Acaba benim için, eve haftada en fazla bir gün gelmemi sağlayacak Dışişleri Bakanlığı dışında bir meslek var mıdır ki?
Tatile çıkmaz olaydı
HASAN Cemal’in tatile çıkmasının en kötü yanı, tatilinin bir gün bitip geri gelmesidir. Onun yazılarını okumadan mutlu yaşamaya bu defa iyi alışmıştık; çünkü ilk önce futbol izlemeyi, çalışmak olarak yorumladı ve Dünya Kupası’ndan sonra tatile çıktı. Yani tatilden dönünce ilk tatilindeki yorgunluğunu atmak için tekrar tatile çıktı. Ve böylece biz aylar boyunca onun yazılarını okumadan huzurlu bir yaşam sürdürdük.
Dediğim gibi, hiçbir güzel şey uzun sürmüyor, süremiyor, geçenlerde ortada hiçbir talep yokken, durup dururken tekrar yazmaya başladı. Ve çoktan olup bitmiş ve hepimiz için çoktan tarih olmuş konularda bunlar daha dün olmuş gibi yorumlar yaptı. Eski haberlerle ilgili orijinal olmayan yorumlarında son derece atik ve taze fikirli. Hasan bu gecikmeyi hiç de yadırgamıyor; çünkü tatile çıkmadığı ender durumlarda bile yorumda gecikiyor.

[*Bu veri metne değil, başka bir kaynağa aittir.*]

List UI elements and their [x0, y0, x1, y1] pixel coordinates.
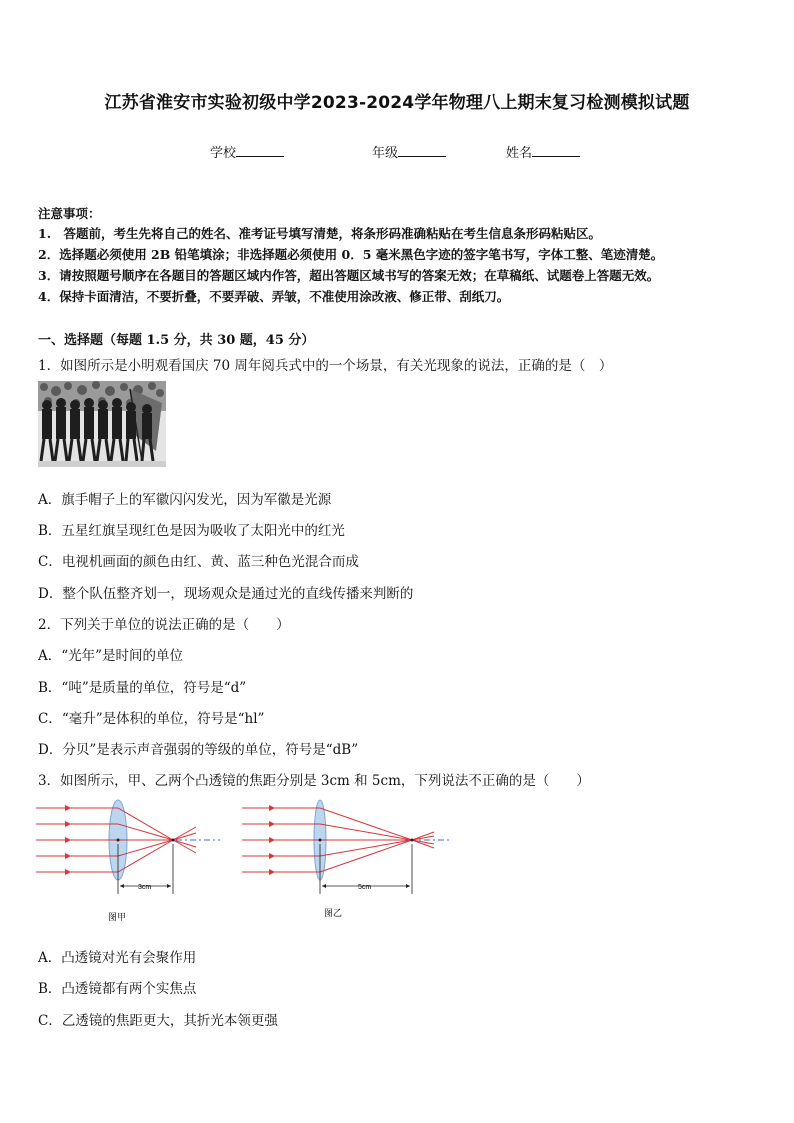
question-1-option-b[interactable]: B．五星红旗呈现红色是因为吸收了太阳光中的红光 — [38, 523, 345, 539]
school-blank[interactable] — [236, 144, 284, 157]
left-caption: 图甲 — [108, 912, 127, 922]
notice-item: 3．请按照题号顺序在各题目的答题区域内作答，超出答题区域书写的答案无效；在草稿纸、试题卷上答题无效。 — [38, 268, 660, 283]
question-2-option-d[interactable]: D．分贝”是表示声音强弱的等级的单位，符号是“dB” — [38, 742, 359, 758]
question-2-stem: 2．下列关于单位的说法正确的是（ ） — [38, 617, 290, 633]
question-2-option-a[interactable]: A．“光年”是时间的单位 — [38, 648, 184, 664]
question-1-option-a[interactable]: A．旗手帽子上的军徽闪闪发光，因为军徽是光源 — [38, 492, 332, 508]
name-blank[interactable] — [532, 144, 580, 157]
question-1-option-c[interactable]: C．电视机画面的颜色由红、黄、蓝三种色光混合而成 — [38, 554, 359, 570]
grade-blank[interactable] — [398, 144, 446, 157]
grade-label: 年级 — [372, 146, 399, 161]
name-label: 姓名 — [506, 146, 533, 161]
question-1-option-d[interactable]: D．整个队伍整齐划一，现场观众是通过光的直线传播来判断的 — [38, 586, 414, 602]
question-3-option-a[interactable]: A．凸透镜对光有会聚作用 — [38, 950, 197, 966]
lens-diagram-right — [242, 798, 454, 924]
name-field — [506, 142, 580, 161]
question-2-option-c[interactable]: C．“毫升”是体积的单位，符号是“hl” — [38, 711, 265, 727]
right-distance-label: 5cm — [358, 884, 372, 891]
notice-item: 2．选择题必须使用 2B 铅笔填涂；非选择题必须使用 0．5 毫米黑色字迹的签字笔书写，字体工整、笔迹清楚。 — [38, 247, 664, 262]
notice-heading: 注意事项： — [38, 206, 101, 221]
section-title: 一、选择题（每题 1.5 分，共 30 题，45 分） — [38, 333, 315, 348]
question-3-option-b[interactable]: B．凸透镜都有两个实焦点 — [38, 981, 197, 997]
school-field — [210, 142, 284, 161]
notice-item: 1. 答题前，考生先将自己的姓名、准考证号填写清楚，将条形码准确粘贴在考生信息条形码粘贴区。 — [38, 226, 602, 241]
grade-field — [372, 142, 446, 161]
notice-item: 4．保持卡面清洁，不要折叠，不要弄破、弄皱，不准使用涂改液、修正带、刮纸刀。 — [38, 289, 510, 304]
right-caption: 图乙 — [324, 908, 343, 918]
question-2-option-b[interactable]: B．“吨”是质量的单位，符号是“d” — [38, 680, 247, 696]
question-3-stem: 3．如图所示，甲、乙两个凸透镜的焦距分别是 3cm 和 5cm，下列说法不正确的是（ ） — [38, 773, 590, 789]
left-distance-label: 3cm — [138, 884, 152, 891]
lens-diagram-left — [36, 798, 222, 926]
parade-photo — [38, 381, 166, 467]
question-3-option-c[interactable]: C．乙透镜的焦距更大，其折光本领更强 — [38, 1013, 278, 1029]
page-title: 江苏省淮安市实验初级中学2023-2024学年物理八上期末复习检测模拟试题 — [104, 93, 690, 113]
question-1-stem: 1．如图所示是小明观看国庆 70 周年阅兵式中的一个场景，有关光现象的说法，正确的是（ ） — [38, 358, 613, 374]
school-label: 学校 — [210, 146, 237, 161]
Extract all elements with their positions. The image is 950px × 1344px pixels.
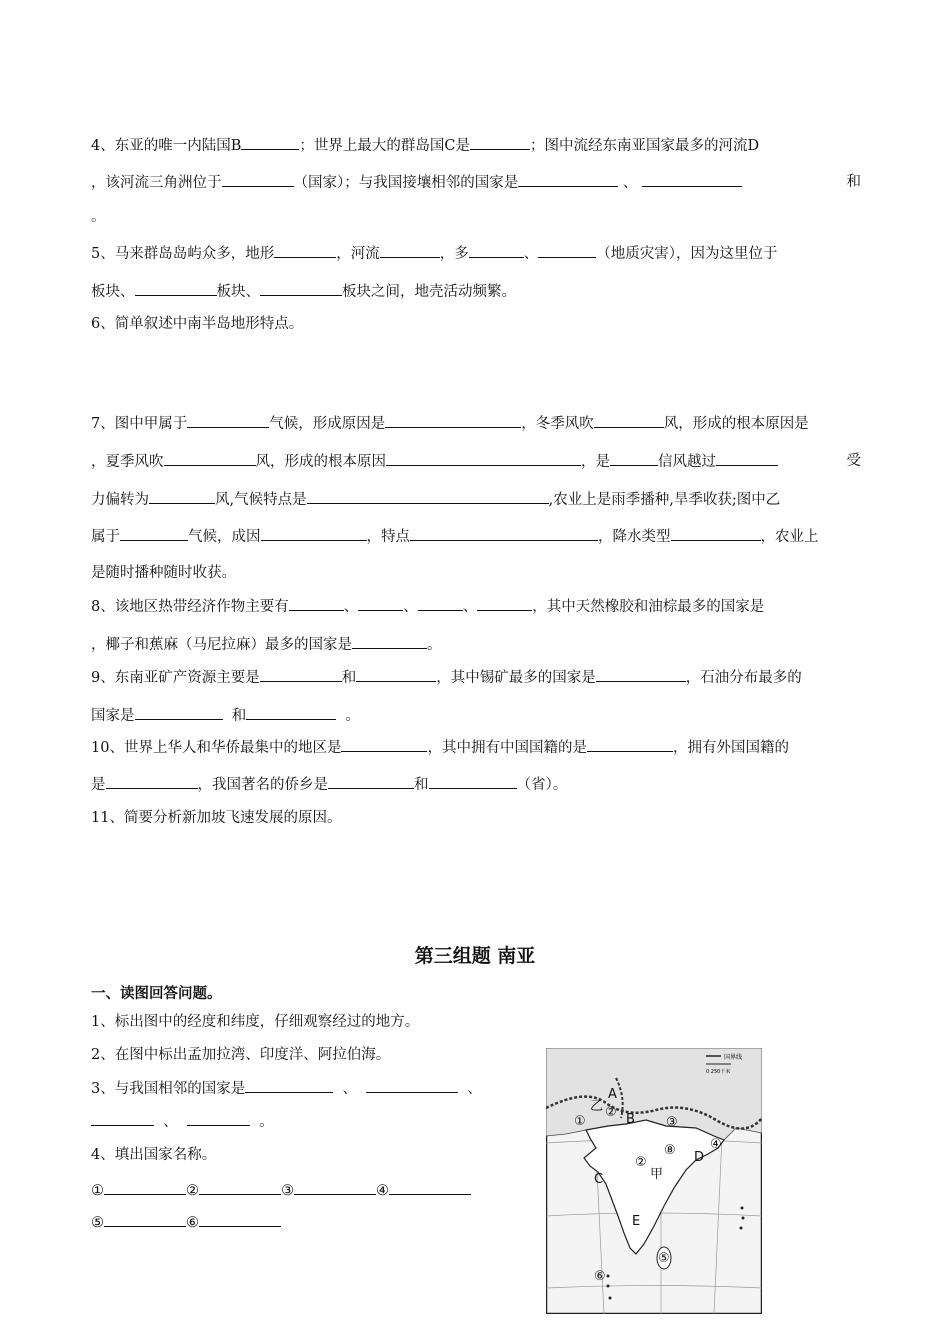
- map-label-d: D: [694, 1150, 705, 1165]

İkinci Dünya Savaşı’nı yorumlamaya yeni yeni girecek izin verilse ve emin olun o yorumunda bile çok heyecanlı, çok taze fikirli, yeni gelin kızlar gibi heyecanlı olur. Tatilden sonra yazılarında da hiçbir yanlışı yok, zaten bir olayın üzerinden o kadar vakit geçmişken, hakkında söylenebilecek her türlü şey söylenmişken, o konuyla ilgili yorumda insanın yanlış yapabilmesi pek mümkün değil. Ancak birbirleriyle ilk kez karşılaşan iki takımın bol gollü maçının yorumunda bile orijinal olamamayı becerebilen Hasan’ın yazılarını yine de ilgiyle okuyorum; acaba bu konuda bile ne zaman yanlış yapmayı becerebilecek diye merak ediyorum. Bugüne kadar beni hiç hayal kırıklığına uğratmadı bu Milliyet yazarı. Burada Milliyet adını, kendimi bu gazetenin hâlâ var olduğuna inandırayım, inancım taze kalsın diye yazdım. Ve evet, genel kanının aksine Milliyet adında bir gazete hâlâ var, bütün mantık kurallarına karşın var olmayı nedense sürdürmekte ısrarlı. Belki Hasan Cemal’in yazıları gelecek kuşaklara ibret olarak kalsın diye gizli bir misyonu vardır, sadece bu nedenle hayatta kalmaya çalışıyordur bu gazete.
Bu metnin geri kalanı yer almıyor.